The following are incidents of the past several months. There are probably more but these are what I can remember (serves me right for not penning them down when it happened):-
On correcting our speech
The girl was lying down drinking her milk from her bottle and she started talking. Her papa told her that she is not supposed to talk while eating and she said "I'm not eating-la, I'm drinking milk"
Her papa has been calling her "baby" even before she was born and this term has remained ever since. At times she will question him "why you call me baby? i'm not a baby-la, i'm rye li" or "i'm not a baby, i'm a big girl ady (already)"

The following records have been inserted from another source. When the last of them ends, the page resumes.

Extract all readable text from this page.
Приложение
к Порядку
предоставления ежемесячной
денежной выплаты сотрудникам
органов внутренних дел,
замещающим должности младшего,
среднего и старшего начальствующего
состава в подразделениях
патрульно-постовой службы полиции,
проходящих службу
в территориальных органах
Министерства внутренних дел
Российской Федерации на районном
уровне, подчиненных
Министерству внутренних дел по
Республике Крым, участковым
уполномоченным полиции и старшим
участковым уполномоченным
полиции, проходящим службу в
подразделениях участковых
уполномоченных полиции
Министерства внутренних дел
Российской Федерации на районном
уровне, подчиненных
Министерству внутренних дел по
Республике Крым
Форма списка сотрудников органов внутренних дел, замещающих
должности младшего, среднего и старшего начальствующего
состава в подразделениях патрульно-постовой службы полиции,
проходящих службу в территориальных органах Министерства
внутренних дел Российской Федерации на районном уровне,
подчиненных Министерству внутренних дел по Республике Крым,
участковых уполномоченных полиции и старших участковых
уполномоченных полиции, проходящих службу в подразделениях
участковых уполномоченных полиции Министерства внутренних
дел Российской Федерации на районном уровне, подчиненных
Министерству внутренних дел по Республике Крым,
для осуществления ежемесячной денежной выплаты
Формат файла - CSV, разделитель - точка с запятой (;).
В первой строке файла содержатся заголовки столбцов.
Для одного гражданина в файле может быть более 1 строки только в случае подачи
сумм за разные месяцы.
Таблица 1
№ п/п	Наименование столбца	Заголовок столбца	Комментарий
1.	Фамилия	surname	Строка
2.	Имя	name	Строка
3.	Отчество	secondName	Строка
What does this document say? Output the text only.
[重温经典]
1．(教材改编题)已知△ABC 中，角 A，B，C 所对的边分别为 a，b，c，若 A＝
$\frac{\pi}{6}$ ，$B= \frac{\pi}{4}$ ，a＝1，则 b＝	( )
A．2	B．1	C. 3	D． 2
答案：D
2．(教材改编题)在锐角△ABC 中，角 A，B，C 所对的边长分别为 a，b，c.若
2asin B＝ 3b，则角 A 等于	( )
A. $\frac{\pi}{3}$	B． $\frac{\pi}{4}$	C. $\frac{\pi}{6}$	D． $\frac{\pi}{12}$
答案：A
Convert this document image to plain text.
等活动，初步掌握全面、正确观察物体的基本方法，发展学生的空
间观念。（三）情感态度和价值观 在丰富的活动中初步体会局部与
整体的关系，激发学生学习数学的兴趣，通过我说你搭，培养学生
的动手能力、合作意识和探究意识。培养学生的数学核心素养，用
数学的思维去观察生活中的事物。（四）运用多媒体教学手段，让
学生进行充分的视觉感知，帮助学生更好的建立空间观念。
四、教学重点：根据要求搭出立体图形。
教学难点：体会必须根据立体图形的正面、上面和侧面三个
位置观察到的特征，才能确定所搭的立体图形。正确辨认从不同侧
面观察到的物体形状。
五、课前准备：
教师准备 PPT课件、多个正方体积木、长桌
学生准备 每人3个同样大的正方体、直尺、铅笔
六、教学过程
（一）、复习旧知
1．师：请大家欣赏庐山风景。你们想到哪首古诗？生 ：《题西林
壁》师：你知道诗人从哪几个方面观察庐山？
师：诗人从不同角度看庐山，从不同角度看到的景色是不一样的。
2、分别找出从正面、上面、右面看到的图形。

The endless questions of "why, where, what,who"
She loves asking questions now which can really be annoying especially when she repeats them. The things she likes asking:
"who buy this for me one?"
"why you buy this for me?"
"why the baby cry?"/"why the boy crying?"
"papa go xxx for what?"/ "why papa always go xxx one?" [when her papa travels for work]
"after this, we go where?" [she loves to go out all the time, when we're at home weekends, she tends to ask us after her bath/nap, where are we going]
And she has a habit of saying "oh" after we have answered her questions like an adult and at times I wonder to what extent that she understood us. But whatever it is, I do feel she does understand us as I reason a lot with her after she has throw her tantrums. I want her to understand why I was angry and that her being naughty doesn't help the situation. Most of the times I have to admit that I need to bribe her, for example, if she wants something, I will tell her that she has to be a good girl and to listen to me before she gets it or when there is a party/event to attend, she needs to be well behaved or she can't go. So this has lead her to saying "I (am) good girl, I listen (ed) to mummy"
The other day in the car on the way home from the daycare, she was really talking a lot and I just let her be while concentrating on driving and my own thoughts. This went for several minutes when she said out loud "mummy, i'm talking to you-la", she repeated this a few times till I realized it and I had to apologize to her.
Being attached
She knows I can't carry her a lot lately as my back is 'pain-pain' [an excuse that I've been using ever since I found out I was pregnant and she buys this which works fine for me] and so, she is becoming quite attached to her papa. She wants him to carry her most of the time and I can see she is really happy when he returns from his travels.
Just last week, for the first time, she actually cried talking to her papa on the phone when he was in Shanghai for the week. She kept saying "I want papa, I want (to) follow papa there". It became so bad that I had to end the call and comfort her for a while after that.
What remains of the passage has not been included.